The problem is that both the "realists" and the "wilsonians" represent factions of the uber wealthy. There is next to NO representation of the commoner and not enough consideration of ETHICS in the decision making of the governments of the world. Yeah, there never will be a utopia, but come on. At some point the rabble with just get to the point where they'd rather be shot than put up with this shit any more. Is someone who works their ass off their entire life to get respect of others, boost their ego, and consume as many resources as possible really better than someone who tries to get by with less? In a democracy aren't both supposed to have the same voice?

"The United States does now seem to effectively claim a monopoly on the legitimate use of force.."??? Only due to tight control of all major media. The US kills more with collateral damage than its villains ever did before our involvement (save Hitler). ALL US military action has ulterior motives.

The "polity" needs to quit listening to the "news" AT ALL and use its power to collectivise and get its FAIR SHARE of the earnings they help their companies earn. The CEOs and execs do not deserve NEARLY ALL of the profits of a company.

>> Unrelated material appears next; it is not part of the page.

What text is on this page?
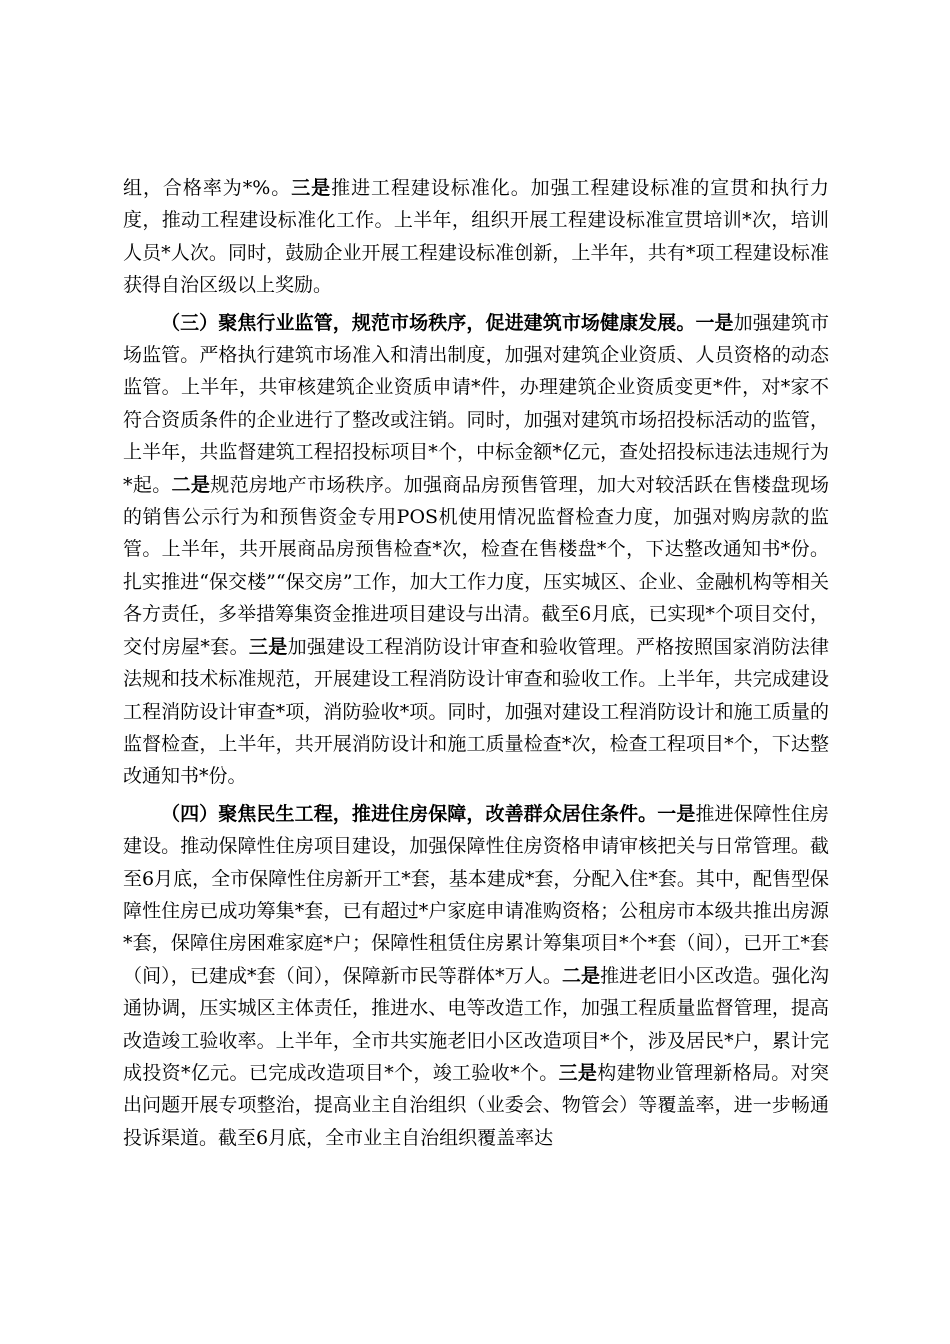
组，合格率为*%。三是推进工程建设标准化。加强工程建设标准的宣贯和执行力度，推动工程建设标准化工作。上半年，组织开展工程建设标准宣贯培训*次，培训人员*人次。同时，鼓励企业开展工程建设标准创新，上半年，共有*项工程建设标准获得自治区级以上奖励。

（三）聚焦行业监管，规范市场秩序，促进建筑市场健康发展。一是加强建筑市场监管。严格执行建筑市场准入和清出制度，加强对建筑企业资质、人员资格的动态监管。上半年，共审核建筑企业资质申请*件，办理建筑企业资质变更*件，对*家不符合资质条件的企业进行了整改或注销。同时，加强对建筑市场招投标活动的监管，上半年，共监督建筑工程招投标项目*个，中标金额*亿元，查处招投标违法违规行为*起。二是规范房地产市场秩序。加强商品房预售管理，加大对较活跃在售楼盘现场的销售公示行为和预售资金专用POS机使用情况监督检查力度，加强对购房款的监管。上半年，共开展商品房预售检查*次，检查在售楼盘*个，下达整改通知书*份。扎实推进“保交楼”“保交房”工作，加大工作力度，压实城区、企业、金融机构等相关各方责任，多举措筹集资金推进项目建设与出清。截至6月底，已实现*个项目交付，交付房屋*套。三是加强建设工程消防设计审查和验收管理。严格按照国家消防法律法规和技术标准规范，开展建设工程消防设计审查和验收工作。上半年，共完成建设工程消防设计审查*项，消防验收*项。同时，加强对建设工程消防设计和施工质量的监督检查，上半年，共开展消防设计和施工质量检查*次，检查工程项目*个，下达整改通知书*份。

（四）聚焦民生工程，推进住房保障，改善群众居住条件。一是推进保障性住房建设。推动保障性住房项目建设，加强保障性住房资格申请审核把关与日常管理。截至6月底，全市保障性住房新开工*套，基本建成*套，分配入住*套。其中，配售型保障性住房已成功筹集*套，已有超过*户家庭申请准购资格；公租房市本级共推出房源*套，保障住房困难家庭*户；保障性租赁住房累计筹集项目*个*套（间），已开工*套（间），已建成*套（间），保障新市民等群体*万人。二是推进老旧小区改造。强化沟通协调，压实城区主体责任，推进水、电等改造工作，加强工程质量监督管理，提高改造竣工验收率。上半年，全市共实施老旧小区改造项目*个，涉及居民*户，累计完成投资*亿元。已完成改造项目*个，竣工验收*个。三是构建物业管理新格局。对突出问题开展专项整治，提高业主自治组织（业委会、物管会）等覆盖率，进一步畅通投诉渠道。截至6月底，全市业主自治组织覆盖率达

Tue, 03/22/2011 - 22:08 | 1088309 gordengeko
gordengeko's picture

Thats it, just give up any and all aspect of individuality and/or national sovereignty for the good of the polity.  One thing no one begs to question is where does all of this shit come from, this idea of global governance?  Hasn't someone since the beginning of histroy (so we are told) been trying to conquer this planet?  Why?? Just because we are in the "technology" age we are past that barbaric overthrowing of nations for total and complete control?  Could it be possible that they long ago figured out a better way is with patience, austerity, technology and/or science(medication/chemicals)?  Who came up with these systems??  Where did they come from??  Could the symbols in all of these corporate fucking logo's give away any secrets of who these people are and their ideologies?  All of these corporations are global conglomerates (at least pretty much all the major ones including banks).  Aren't we already in a global state??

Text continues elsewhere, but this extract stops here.